Knapp ein Drittel der Studenten war in der Rechts- und Staatswissenschaftlichen Fakultät eingeschrieben, fast 30 Prozent im Fach Medizin.

Der Anteil der Frauen war unterschiedlich hoch. In der Medizin stellten sie mehr als 30 Prozent, bei den Juristen lediglich 3,4 Prozent.

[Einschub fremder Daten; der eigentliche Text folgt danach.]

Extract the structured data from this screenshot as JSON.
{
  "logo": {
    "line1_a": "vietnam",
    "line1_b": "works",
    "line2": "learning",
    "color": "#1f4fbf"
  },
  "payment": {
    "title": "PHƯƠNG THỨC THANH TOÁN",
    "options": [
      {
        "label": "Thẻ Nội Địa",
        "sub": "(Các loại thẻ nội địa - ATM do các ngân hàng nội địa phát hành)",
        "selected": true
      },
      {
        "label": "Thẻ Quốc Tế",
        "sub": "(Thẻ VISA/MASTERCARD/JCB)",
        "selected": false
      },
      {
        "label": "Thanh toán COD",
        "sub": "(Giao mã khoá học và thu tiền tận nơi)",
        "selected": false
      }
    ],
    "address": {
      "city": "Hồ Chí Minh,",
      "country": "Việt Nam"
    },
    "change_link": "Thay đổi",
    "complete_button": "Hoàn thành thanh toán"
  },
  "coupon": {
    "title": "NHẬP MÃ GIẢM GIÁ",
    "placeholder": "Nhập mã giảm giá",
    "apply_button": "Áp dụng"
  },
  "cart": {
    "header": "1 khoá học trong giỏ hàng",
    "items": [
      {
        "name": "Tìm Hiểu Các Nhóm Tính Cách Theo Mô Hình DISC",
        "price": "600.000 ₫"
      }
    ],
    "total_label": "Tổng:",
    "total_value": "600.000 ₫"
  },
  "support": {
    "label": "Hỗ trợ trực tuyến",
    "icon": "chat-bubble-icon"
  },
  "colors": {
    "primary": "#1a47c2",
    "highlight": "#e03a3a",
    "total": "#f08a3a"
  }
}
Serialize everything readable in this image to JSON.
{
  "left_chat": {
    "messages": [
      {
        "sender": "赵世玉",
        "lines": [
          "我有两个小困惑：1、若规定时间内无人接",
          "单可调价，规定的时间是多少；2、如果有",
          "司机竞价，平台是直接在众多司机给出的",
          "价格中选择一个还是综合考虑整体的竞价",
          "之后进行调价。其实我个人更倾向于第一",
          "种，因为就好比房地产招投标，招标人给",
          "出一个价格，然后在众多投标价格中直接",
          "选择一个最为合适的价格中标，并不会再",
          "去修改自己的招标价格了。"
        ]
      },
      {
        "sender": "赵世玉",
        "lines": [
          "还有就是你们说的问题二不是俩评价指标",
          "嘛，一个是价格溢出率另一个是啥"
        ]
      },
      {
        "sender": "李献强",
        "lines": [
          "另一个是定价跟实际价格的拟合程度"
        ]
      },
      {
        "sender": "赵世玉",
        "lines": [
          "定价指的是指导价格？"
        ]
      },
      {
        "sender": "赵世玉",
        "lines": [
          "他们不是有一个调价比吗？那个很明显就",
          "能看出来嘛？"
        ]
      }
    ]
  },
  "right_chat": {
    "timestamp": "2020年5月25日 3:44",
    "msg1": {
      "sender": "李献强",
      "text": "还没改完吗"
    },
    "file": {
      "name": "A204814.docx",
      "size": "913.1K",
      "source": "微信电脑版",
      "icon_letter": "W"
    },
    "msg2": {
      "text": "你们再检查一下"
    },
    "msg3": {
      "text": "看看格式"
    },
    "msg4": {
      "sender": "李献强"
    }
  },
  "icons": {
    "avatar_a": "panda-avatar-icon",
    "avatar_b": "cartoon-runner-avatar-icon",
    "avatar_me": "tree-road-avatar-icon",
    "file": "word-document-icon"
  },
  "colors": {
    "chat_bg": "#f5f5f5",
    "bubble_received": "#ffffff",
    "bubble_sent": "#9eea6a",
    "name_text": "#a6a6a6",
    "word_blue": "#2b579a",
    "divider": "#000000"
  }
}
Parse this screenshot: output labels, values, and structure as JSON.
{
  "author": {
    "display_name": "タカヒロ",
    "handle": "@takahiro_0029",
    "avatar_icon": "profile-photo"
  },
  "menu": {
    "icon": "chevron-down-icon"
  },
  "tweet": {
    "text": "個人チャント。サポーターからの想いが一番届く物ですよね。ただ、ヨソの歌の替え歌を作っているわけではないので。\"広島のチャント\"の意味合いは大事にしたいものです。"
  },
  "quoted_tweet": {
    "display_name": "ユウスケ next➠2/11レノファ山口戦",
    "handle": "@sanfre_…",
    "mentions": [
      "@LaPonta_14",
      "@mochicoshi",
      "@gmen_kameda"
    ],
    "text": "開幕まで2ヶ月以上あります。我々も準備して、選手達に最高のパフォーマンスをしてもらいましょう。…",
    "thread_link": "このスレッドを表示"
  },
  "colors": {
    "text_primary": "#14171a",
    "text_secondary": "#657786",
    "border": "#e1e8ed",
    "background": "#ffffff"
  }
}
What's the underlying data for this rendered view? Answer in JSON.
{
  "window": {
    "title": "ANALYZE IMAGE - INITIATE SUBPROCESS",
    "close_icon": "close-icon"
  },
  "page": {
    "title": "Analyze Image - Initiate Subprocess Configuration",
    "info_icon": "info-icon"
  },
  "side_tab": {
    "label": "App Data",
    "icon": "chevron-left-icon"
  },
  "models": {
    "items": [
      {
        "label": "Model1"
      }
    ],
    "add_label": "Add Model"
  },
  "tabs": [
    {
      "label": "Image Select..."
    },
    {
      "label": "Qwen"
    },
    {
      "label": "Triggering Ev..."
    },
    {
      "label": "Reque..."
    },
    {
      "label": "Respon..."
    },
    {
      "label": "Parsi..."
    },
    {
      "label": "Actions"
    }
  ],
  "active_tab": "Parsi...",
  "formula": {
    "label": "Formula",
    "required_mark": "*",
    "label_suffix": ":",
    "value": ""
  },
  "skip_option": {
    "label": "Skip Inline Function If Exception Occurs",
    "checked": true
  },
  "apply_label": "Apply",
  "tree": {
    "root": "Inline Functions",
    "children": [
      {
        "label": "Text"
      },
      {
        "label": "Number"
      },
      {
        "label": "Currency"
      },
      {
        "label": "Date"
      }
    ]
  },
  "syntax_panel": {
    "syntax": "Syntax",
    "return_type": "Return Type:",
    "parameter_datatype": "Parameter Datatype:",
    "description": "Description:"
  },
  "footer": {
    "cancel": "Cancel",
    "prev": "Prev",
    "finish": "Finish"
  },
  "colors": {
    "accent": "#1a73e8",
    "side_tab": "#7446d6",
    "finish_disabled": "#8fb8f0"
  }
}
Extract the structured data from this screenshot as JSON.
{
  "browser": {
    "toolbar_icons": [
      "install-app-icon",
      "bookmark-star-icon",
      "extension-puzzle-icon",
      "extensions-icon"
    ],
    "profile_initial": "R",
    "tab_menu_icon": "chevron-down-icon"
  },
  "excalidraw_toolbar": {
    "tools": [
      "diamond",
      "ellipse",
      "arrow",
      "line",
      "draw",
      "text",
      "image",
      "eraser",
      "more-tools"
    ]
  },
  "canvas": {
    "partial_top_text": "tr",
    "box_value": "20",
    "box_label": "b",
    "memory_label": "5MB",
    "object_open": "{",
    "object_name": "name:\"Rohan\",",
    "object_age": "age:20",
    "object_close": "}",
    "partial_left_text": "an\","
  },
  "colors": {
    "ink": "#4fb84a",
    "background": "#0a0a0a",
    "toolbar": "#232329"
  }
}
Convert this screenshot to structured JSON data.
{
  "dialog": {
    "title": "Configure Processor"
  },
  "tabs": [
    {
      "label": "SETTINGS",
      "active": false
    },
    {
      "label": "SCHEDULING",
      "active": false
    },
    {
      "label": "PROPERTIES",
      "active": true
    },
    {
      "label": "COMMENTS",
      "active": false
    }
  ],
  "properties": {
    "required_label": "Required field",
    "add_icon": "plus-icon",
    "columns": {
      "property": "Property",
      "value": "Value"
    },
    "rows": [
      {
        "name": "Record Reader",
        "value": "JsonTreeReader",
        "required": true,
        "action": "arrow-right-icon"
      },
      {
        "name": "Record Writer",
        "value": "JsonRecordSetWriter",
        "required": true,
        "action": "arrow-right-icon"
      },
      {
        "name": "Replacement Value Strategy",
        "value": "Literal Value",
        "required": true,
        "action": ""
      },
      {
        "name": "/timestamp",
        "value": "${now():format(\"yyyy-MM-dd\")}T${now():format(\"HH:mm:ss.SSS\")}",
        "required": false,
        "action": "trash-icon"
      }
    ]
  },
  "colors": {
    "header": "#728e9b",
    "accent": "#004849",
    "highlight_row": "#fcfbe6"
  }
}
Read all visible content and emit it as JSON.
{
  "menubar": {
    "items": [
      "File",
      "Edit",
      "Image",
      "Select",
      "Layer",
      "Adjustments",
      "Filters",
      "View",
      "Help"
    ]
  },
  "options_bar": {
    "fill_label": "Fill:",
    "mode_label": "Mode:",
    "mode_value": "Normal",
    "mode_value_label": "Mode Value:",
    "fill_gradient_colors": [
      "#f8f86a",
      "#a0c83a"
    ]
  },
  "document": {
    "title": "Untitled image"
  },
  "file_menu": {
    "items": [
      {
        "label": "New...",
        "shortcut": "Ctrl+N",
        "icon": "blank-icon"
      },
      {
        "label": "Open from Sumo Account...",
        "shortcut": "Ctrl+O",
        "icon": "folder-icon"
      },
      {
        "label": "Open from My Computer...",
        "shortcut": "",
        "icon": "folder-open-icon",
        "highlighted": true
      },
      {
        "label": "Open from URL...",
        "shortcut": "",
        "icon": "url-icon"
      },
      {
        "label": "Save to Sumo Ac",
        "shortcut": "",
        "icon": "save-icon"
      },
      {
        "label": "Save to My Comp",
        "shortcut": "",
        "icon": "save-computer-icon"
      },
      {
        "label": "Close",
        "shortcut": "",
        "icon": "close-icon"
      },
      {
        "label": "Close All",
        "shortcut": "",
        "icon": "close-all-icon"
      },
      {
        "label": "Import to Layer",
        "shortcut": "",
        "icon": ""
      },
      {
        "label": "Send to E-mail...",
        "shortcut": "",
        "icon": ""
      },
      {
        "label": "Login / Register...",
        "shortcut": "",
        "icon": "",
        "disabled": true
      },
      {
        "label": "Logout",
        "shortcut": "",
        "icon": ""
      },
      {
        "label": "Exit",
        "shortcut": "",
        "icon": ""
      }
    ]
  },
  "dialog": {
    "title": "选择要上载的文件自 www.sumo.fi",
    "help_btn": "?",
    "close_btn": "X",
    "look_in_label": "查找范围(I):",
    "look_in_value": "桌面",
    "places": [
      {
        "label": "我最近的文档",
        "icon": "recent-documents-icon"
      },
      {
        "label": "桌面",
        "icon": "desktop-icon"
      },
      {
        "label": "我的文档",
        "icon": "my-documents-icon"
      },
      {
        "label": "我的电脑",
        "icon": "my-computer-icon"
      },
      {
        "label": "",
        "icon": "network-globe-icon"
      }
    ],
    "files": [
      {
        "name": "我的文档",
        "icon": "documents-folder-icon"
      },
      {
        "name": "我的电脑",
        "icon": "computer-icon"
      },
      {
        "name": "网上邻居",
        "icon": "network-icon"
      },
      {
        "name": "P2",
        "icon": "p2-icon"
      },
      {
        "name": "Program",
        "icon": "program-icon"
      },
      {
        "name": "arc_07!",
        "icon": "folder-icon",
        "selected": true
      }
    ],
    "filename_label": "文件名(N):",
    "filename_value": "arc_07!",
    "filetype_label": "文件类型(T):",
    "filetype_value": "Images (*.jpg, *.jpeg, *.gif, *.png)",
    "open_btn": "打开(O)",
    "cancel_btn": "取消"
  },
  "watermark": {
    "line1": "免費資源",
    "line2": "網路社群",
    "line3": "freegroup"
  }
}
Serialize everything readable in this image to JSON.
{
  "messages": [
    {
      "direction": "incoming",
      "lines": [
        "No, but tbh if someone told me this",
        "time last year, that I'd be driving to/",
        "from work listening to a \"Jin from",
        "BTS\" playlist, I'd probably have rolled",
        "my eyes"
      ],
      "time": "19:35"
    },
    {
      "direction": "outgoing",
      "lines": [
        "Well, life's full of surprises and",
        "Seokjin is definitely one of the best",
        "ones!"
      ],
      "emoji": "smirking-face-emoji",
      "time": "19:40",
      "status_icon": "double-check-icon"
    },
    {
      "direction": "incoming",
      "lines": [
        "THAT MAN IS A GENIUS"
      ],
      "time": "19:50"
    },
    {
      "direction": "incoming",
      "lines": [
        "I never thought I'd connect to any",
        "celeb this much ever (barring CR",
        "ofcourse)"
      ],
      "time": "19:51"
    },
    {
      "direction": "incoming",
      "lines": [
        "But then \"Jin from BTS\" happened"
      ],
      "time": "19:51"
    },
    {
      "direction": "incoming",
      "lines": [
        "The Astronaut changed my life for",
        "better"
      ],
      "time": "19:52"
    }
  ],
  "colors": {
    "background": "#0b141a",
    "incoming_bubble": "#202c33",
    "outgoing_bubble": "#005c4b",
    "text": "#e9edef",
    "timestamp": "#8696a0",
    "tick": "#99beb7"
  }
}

Das juristische und wirtschaftswissenschaftliche Studium liege "der Eigenart der Frau weniger", schrieb damals ein Autor in der Ende 1945 gegründeten Göttinger Universitätszeitung (GUZ), aus der später die Deutsche Universitätszeitung (DUZ) hervorging.

Entnazifizierung bruchstückhaft

Eine andere Autorin monierte, dass die Frauen nach der Rückkehr der Männer aus dem Krieg wieder aus der Hochschule herausgedrängt würden mit dem Argument, dass Frauen in einer "typisch männlichen Bildungsanstalt" nichts zu suchen hätten.

Auch wenn in der Aula nun nicht mehr die Büste Adolf Hitlers vor der Königswand platziert war, blieb die Entnazifizierung bruchstückhaft. Zwar war eine Reihe von Professoren und Dozenten, die sich in der NS-Zeit als Führungsfiguren hervorgetan hatten, ihrer Ämter enthoben worden.

Andere, die nur aufgrund ihrer Parteizugehörigkeit ohne wissenschaftliche Eignung einen Lehrstuhl zugeschanzt bekommen hatten, blieben jedoch in Amt und Würden.

Ein anderes Beispiel für Kontinuität gab der Historiker Karl Brandi: Er knüpfte an seine Vorlesung aus dem Wintersemester 1944/45 an und behandelte nach "Mittelalter I" nun "Mittelalter II".

Zu den ersten Studenten gehörte der spätere Bundespräsident Richard von Weizsäcker. Er empfinde "tiefe Dankbarkeit" für das, was die Universität Göttingen damals geleistet habe, sagte er später.

Einige der damaligen Professoren hätten ihn tief beeindruckt. Nicht nur die Professoren hätten ihn geprägt: "Die Freunde, die ich für mein ganzes Leben erworben habe, stammen aus dieser Göttinger Zeit."

Den 70. Jahrestag ihrer Wiedereröffnung feiert die Uni am Montag, 14. September, mit einem Festakt in der Aula, Wilhelmsplatz.